First is the year when it was made, 2009. Much like rest of society, the music industry is in a recession in 2009. It’s at the tail end of a decade long spiral, where the music industry is trying desperately to halt the plummeting sales due to the internet. Big labels don’t wield the power that they used to. And at the same time labels are getting desperate and gimmicky.
It’s also good to remember that Lil Wayne was inescapable that year and had been equally ubiquitous in 2008. He claimed he was the greatest rapper alive and a lot of people believed him.
So those are two factors that might place some context for Raditude’s release. It certainly explains the presence of Lil Wayne and the abundance of songs that seem ready for the radio.
I was very reluctant to purchase this album, mainly because of Lil Wayne’s appearance. And when I did pick it up, I was saddened by what I heard. The Weezer that I knew and loved were nowhere to be found.

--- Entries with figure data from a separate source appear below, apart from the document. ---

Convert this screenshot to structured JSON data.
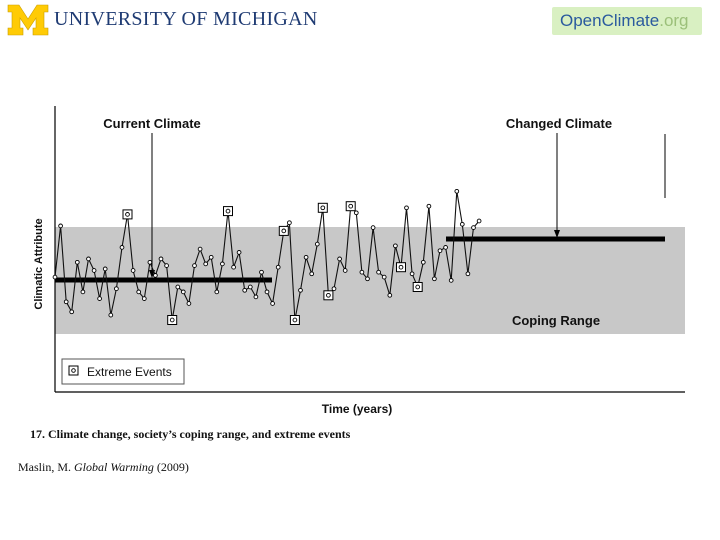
{
  "header": {
    "university": "UNIVERSITY OF MICHIGAN",
    "site_open": "Open",
    "site_climate": "Climate",
    "site_org": ".org",
    "colors": {
      "maize": "#ffcb05",
      "blue": "#1f3b73",
      "badge": "#d9f0c2"
    }
  },
  "figure": {
    "caption": "17. Climate change, society’s coping range, and extreme events",
    "citation_author": "Maslin, M. ",
    "citation_book": "Global Warming",
    "citation_year": " (2009)"
  },
  "chart_data": {
    "type": "line",
    "xlabel": "Time (years)",
    "ylabel": "Climatic Attribute",
    "annotations": [
      "Current Climate",
      "Changed Climate",
      "Coping Range"
    ],
    "legend": {
      "label": "Extreme Events",
      "position": "bottom-left"
    },
    "ylim": [
      0,
      100
    ],
    "xlim": [
      0,
      100
    ],
    "coping_range": [
      23,
      74
    ],
    "current_climate_mean": 43,
    "changed_climate_mean": 62,
    "series": [
      {
        "values": [
          [
            0,
            46
          ],
          [
            1.8,
            77
          ],
          [
            3.6,
            31
          ],
          [
            5.4,
            25
          ],
          [
            7.2,
            55
          ],
          [
            9,
            37
          ],
          [
            10.8,
            57
          ],
          [
            12.6,
            50
          ],
          [
            14.4,
            33
          ],
          [
            16.2,
            51
          ],
          [
            18,
            23
          ],
          [
            19.8,
            39
          ],
          [
            21.6,
            64
          ],
          [
            23.4,
            84
          ],
          [
            25.2,
            50
          ],
          [
            27,
            37
          ],
          [
            28.8,
            33
          ],
          [
            30.6,
            55
          ],
          [
            32.4,
            47
          ],
          [
            34.2,
            57
          ],
          [
            36,
            53
          ],
          [
            37.8,
            20
          ],
          [
            39.6,
            40
          ],
          [
            41.4,
            37
          ],
          [
            43.2,
            30
          ],
          [
            45,
            53
          ],
          [
            46.8,
            63
          ],
          [
            48.6,
            54
          ],
          [
            50.4,
            58
          ],
          [
            52.2,
            37
          ],
          [
            54,
            54
          ],
          [
            55.8,
            86
          ],
          [
            57.6,
            52
          ],
          [
            59.4,
            61
          ],
          [
            61.2,
            38
          ],
          [
            63,
            40
          ],
          [
            64.8,
            34
          ],
          [
            66.6,
            49
          ],
          [
            68.4,
            37
          ],
          [
            70.2,
            30
          ],
          [
            72,
            52
          ],
          [
            73.8,
            74
          ],
          [
            75.6,
            79
          ],
          [
            77.4,
            20
          ],
          [
            79.2,
            38
          ],
          [
            81,
            58
          ],
          [
            82.8,
            48
          ],
          [
            84.6,
            66
          ],
          [
            86.4,
            88
          ],
          [
            88.2,
            35
          ],
          [
            90,
            39
          ],
          [
            91.8,
            57
          ],
          [
            93.6,
            50
          ],
          [
            95.4,
            89
          ],
          [
            97.2,
            85
          ],
          [
            99,
            49
          ]
        ]
      },
      {
        "values": [
          [
            100.8,
            45
          ],
          [
            102.6,
            76
          ],
          [
            104.4,
            49
          ],
          [
            106.2,
            46
          ],
          [
            108,
            35
          ],
          [
            109.8,
            65
          ],
          [
            111.6,
            52
          ],
          [
            113.4,
            88
          ],
          [
            115.2,
            48
          ],
          [
            117,
            40
          ],
          [
            118.8,
            55
          ],
          [
            120.6,
            89
          ],
          [
            122.4,
            45
          ],
          [
            124.2,
            62
          ],
          [
            126,
            64
          ],
          [
            127.8,
            44
          ],
          [
            129.6,
            98
          ],
          [
            131.4,
            78
          ],
          [
            133.2,
            48
          ],
          [
            135,
            76
          ],
          [
            136.8,
            80
          ]
        ]
      }
    ],
    "extreme_event_indices": [
      13,
      21,
      31,
      41,
      43,
      48,
      49,
      53,
      62,
      65
    ]
  }
}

It really shouldn’t be that surprising when looking at the people who contributed to the album. Hitmakers Butch Walker, Dr. Luke and Jermaine Dupri all had a hand in the production of Raditude. The result is an album that feels like Weezer is trying to recapture it’s past glory. But whereas their debut had songs that were catchy and ended up being popular, Raditude’s songs are trying their hardest to be catchy.
But that’s not to say that collaborations are a bad thing. For me the best song on the album, Put Me Back Together, got an assist from a couple of The All-American Rejects. But I couldn’t justify any other collaboration on the album.
The Verdict: Raditude is not a great album. There’s a hint of nostalgia to be found in remembering a time when Lil Wayne was the greatest and not just Drake’s friend. But this collection of songs as not aged well. It’s really sad to have my feelings about this album confirmed.